Part of our series, Microinsurance Lessons from the MILK Project
The vast majority of microfinance programs -- particularly group lending efforts -- explicitly target women. This focus grew in part out of the belief, supported by some research, that women are more likely to invest in the household as a whole, particularly in the children. Given that, what can we do to improve women’s financial self-sufficiency, either through employment, entrepreneurial success or thoughtful risk management tools?
Barbara Magnoni, President of EA Consultants, a development consultancy that advises on microfinance product design, thinks we could start by taking a more differentiated view of men and women as microfinance customers.
“Men and women face different constraints and they often have different types of businesses. EA Consultants recently completed a great study for the Inter-American Development Bank on barriers to business growth for women microentrepreneurs. One of our findings is that women in Latin America typically have the same level of education as men, but they are less skilled in highly profitable trades. A sample of some MFI client databases also showed their businesses to be consistently smaller than men’s--smaller businesses naturally mean smaller profits. These skills constraints could be steering them toward less profitable businesses, and it could be overcome with focused training for women in profitable trades. Yet many MFIs shy from training due to capacity issues and perceptions of cost.”

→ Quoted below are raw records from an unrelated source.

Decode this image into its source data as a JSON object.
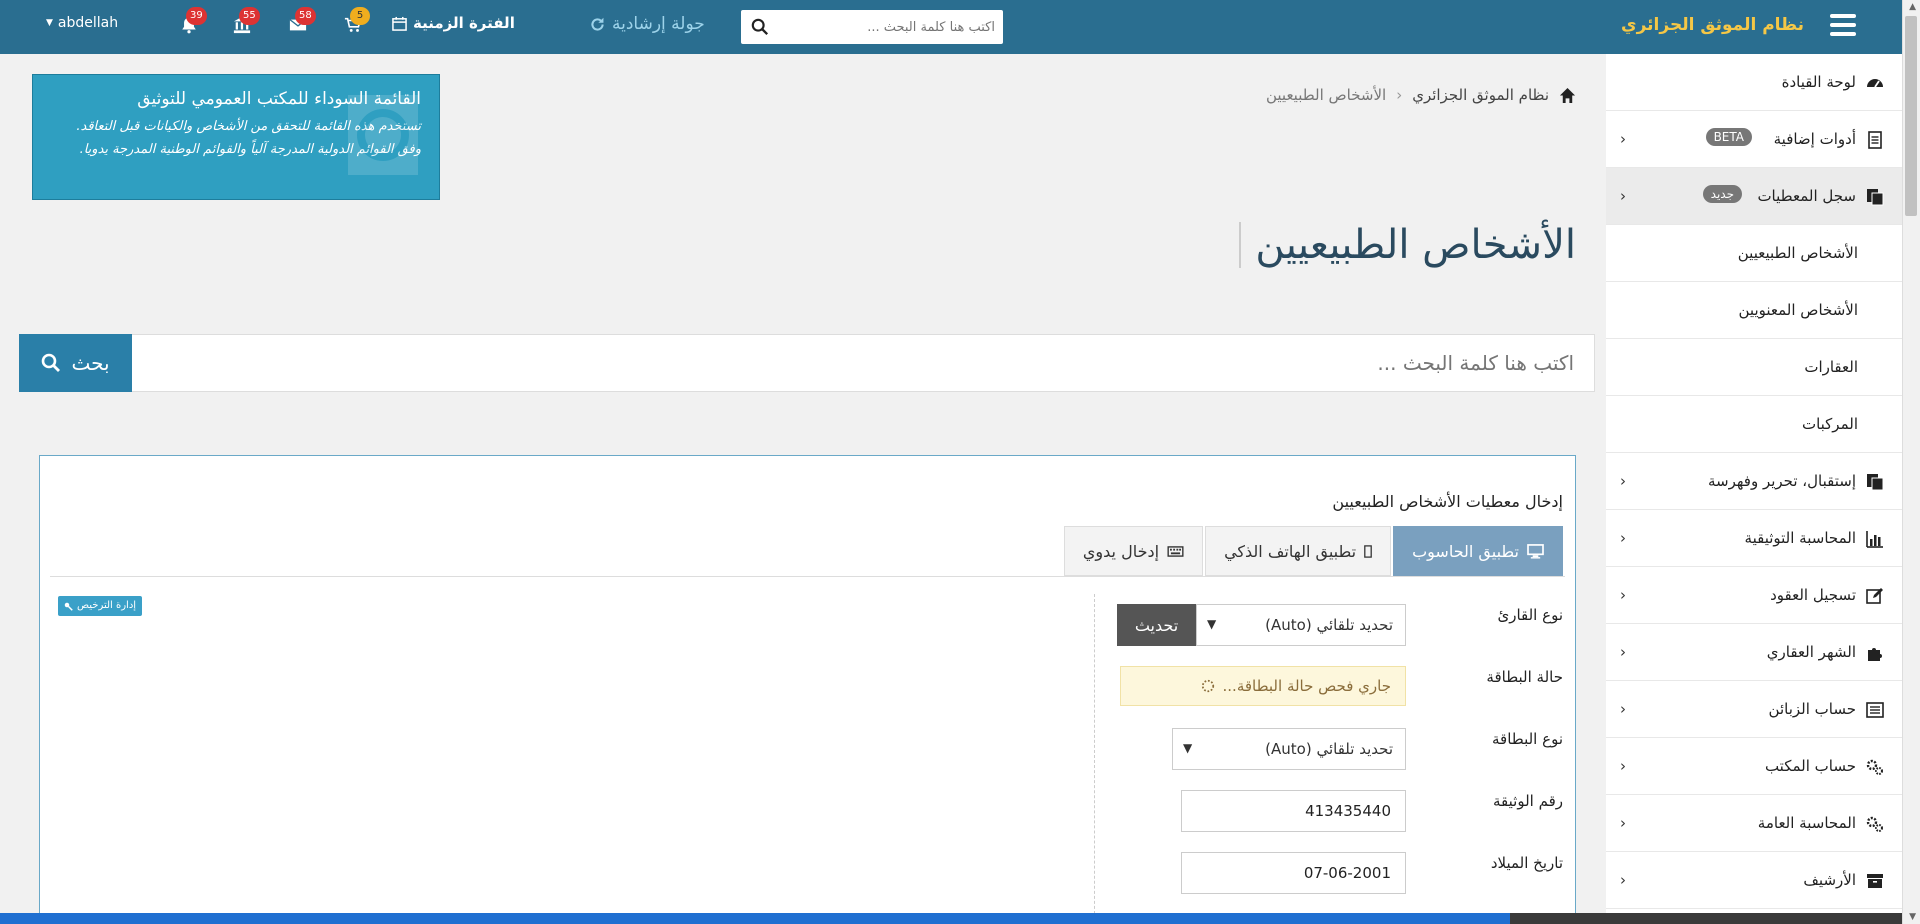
{
  "topbar": {
    "brand": "نظام الموثق الجزائري",
    "search_placeholder": "اكتب هنا كلمة البحث ...",
    "tour_label": "جولة إرشادية",
    "period_label": "الفترة الزمنية",
    "cart_count": "5",
    "mail_count": "58",
    "bank_count": "55",
    "bell_count": "39",
    "username": "abdellah"
  },
  "sidebar": {
    "items": [
      {
        "label": "لوحة القيادة",
        "icon": "dashboard-icon"
      },
      {
        "label": "أدوات إضافية",
        "pill": "BETA",
        "icon": "document-icon"
      },
      {
        "label": "سجل المعطيات",
        "pill": "جديد",
        "icon": "copy-icon"
      },
      {
        "label": "الأشخاص الطبيعيين"
      },
      {
        "label": "الأشخاص المعنويين"
      },
      {
        "label": "العقارات"
      },
      {
        "label": "المركبات"
      },
      {
        "label": "إستقبال، تحرير وفهرسة",
        "icon": "copy-icon"
      },
      {
        "label": "المحاسبة التوثيقية",
        "icon": "bar-chart-icon"
      },
      {
        "label": "تسجيل العقود",
        "icon": "edit-icon"
      },
      {
        "label": "الشهر العقاري",
        "icon": "puzzle-icon"
      },
      {
        "label": "حساب الزبائن",
        "icon": "list-icon"
      },
      {
        "label": "حساب المكتب",
        "icon": "cogs-icon"
      },
      {
        "label": "المحاسبة العامة",
        "icon": "cogs-icon"
      },
      {
        "label": "الأرشيف",
        "icon": "archive-icon"
      }
    ]
  },
  "breadcrumb": {
    "home": "نظام الموثق الجزائري",
    "current": "الأشخاص الطبيعيين"
  },
  "notice": {
    "title": "القائمة السوداء للمكتب العمومي للتوثيق",
    "text": "تستخدم هذه القائمة للتحقق من الأشخاص والكيانات قبل التعاقد. وفق القوائم الدولية المدرجة آلياً والقوائم الوطنية المدرجة يدويا."
  },
  "page_title": "الأشخاص الطبيعيين",
  "main_search": {
    "placeholder": "اكتب هنا كلمة البحث ...",
    "button": "بحث"
  },
  "panel": {
    "title": "إدخال معطيات الأشخاص الطبيعيين",
    "tabs": [
      "تطبيق الحاسوب",
      "تطبيق الهاتف الذكي",
      "إدخال يدوي"
    ],
    "license_button": "إدارة الترخيص",
    "fields": {
      "reader_type_label": "نوع القارئ",
      "reader_type_value": "تحديد تلقائي (Auto)",
      "update_button": "تحديث",
      "card_status_label": "حالة البطاقة",
      "card_status_value": "جاري فحص حالة البطاقة...",
      "card_type_label": "نوع البطاقة",
      "card_type_value": "تحديد تلقائي (Auto)",
      "doc_number_label": "رقم الوثيقة",
      "doc_number_value": "413435440",
      "birth_date_label": "تاريخ الميلاد",
      "birth_date_value": "07-06-2001"
    }
  },
  "colors": {
    "topbar": "#2a6e90",
    "brand": "#f5c746",
    "notice": "#2f9fc1",
    "tab_active": "#7aa0bf",
    "search_button": "#2a7fa8"
  }
}
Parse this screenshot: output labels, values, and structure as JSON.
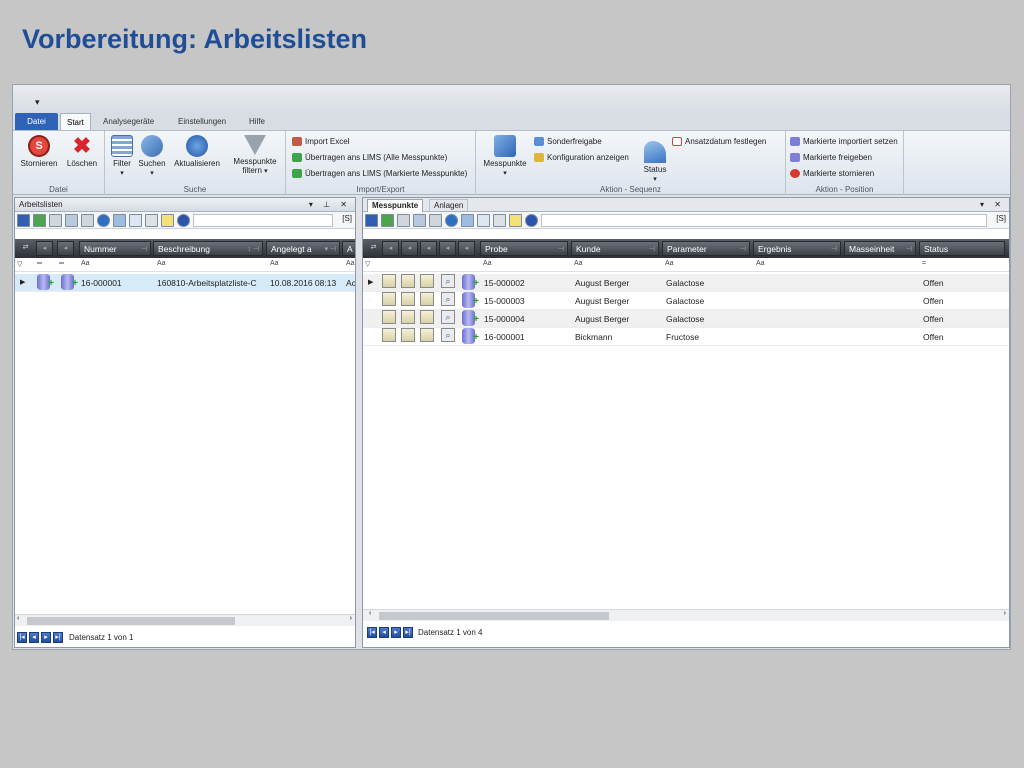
{
  "slide": {
    "title": "Vorbereitung: Arbeitslisten"
  },
  "tabs": [
    "Datei",
    "Start",
    "Analysegeräte",
    "Einstellungen",
    "Hilfe"
  ],
  "ribbon": {
    "groups": {
      "datei": "Datei",
      "suche": "Suche",
      "import": "Import/Export",
      "sequenz": "Aktion - Sequenz",
      "position": "Aktion - Position"
    },
    "buttons": {
      "stornieren": "Stornieren",
      "loeschen": "Löschen",
      "filter": "Filter",
      "suchen": "Suchen",
      "aktualisieren": "Aktualisieren",
      "mp_filtern_1": "Messpunkte",
      "mp_filtern_2": "filtern",
      "messpunkte": "Messpunkte",
      "status": "Status",
      "import_excel": "Import Excel",
      "uebertragen_alle": "Übertragen ans LIMS (Alle Messpunkte)",
      "uebertragen_mark": "Übertragen ans LIMS (Markierte Messpunkte)",
      "sonderfreigabe": "Sonderfreigabe",
      "konfig": "Konfiguration anzeigen",
      "ansatzdatum": "Ansatzdatum festlegen",
      "mark_importiert": "Markierte importiert setzen",
      "mark_freigeben": "Markierte freigeben",
      "mark_stornieren": "Markierte stornieren"
    }
  },
  "left": {
    "title": "Arbeitslisten",
    "search_tag": "[S]",
    "columns": [
      "Nummer",
      "Beschreibung",
      "Angelegt a",
      "A"
    ],
    "filter_hints": [
      "Aa",
      "Aa",
      "Aa",
      "Aa"
    ],
    "rows": [
      {
        "nummer": "16-000001",
        "beschreibung": "160810-Arbeitsplatzliste-C",
        "angelegt": "10.08.2016 08:13",
        "a": "Ac"
      }
    ],
    "nav": "Datensatz 1 von 1"
  },
  "right": {
    "tabs": [
      "Messpunkte",
      "Anlagen"
    ],
    "search_tag": "[S]",
    "columns": [
      "Probe",
      "Kunde",
      "Parameter",
      "Ergebnis",
      "Masseinheit",
      "Status"
    ],
    "filter_hints": [
      "Aa",
      "Aa",
      "Aa",
      "Aa",
      "="
    ],
    "rows": [
      {
        "probe": "15-000002",
        "kunde": "August Berger",
        "parameter": "Galactose",
        "status": "Offen"
      },
      {
        "probe": "15-000003",
        "kunde": "August Berger",
        "parameter": "Galactose",
        "status": "Offen"
      },
      {
        "probe": "15-000004",
        "kunde": "August Berger",
        "parameter": "Galactose",
        "status": "Offen"
      },
      {
        "probe": "16-000001",
        "kunde": "Bickmann",
        "parameter": "Fructose",
        "status": "Offen"
      }
    ],
    "nav": "Datensatz 1 von 4"
  }
}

Magnoni says that even when MFIs do offer training it misunderstands the client's need. “I learned more about the relationship between inflation and exchange rates from taxi drivers in Chile in 1990 than from any professor at University and graduate school. An illiterate woman in Puno, Peru was able to do the most complex arithmetic in her head for me. Mexican migrants in New York can explain the value of check cashing services, despite the high fees. The poor live the concepts that we study on a daily basis. Their survival depends on their ability to make rational financial choices at a very micro level. I still think financial education is important, but training for poor women should be defined more broadly to include other specific areas of need.”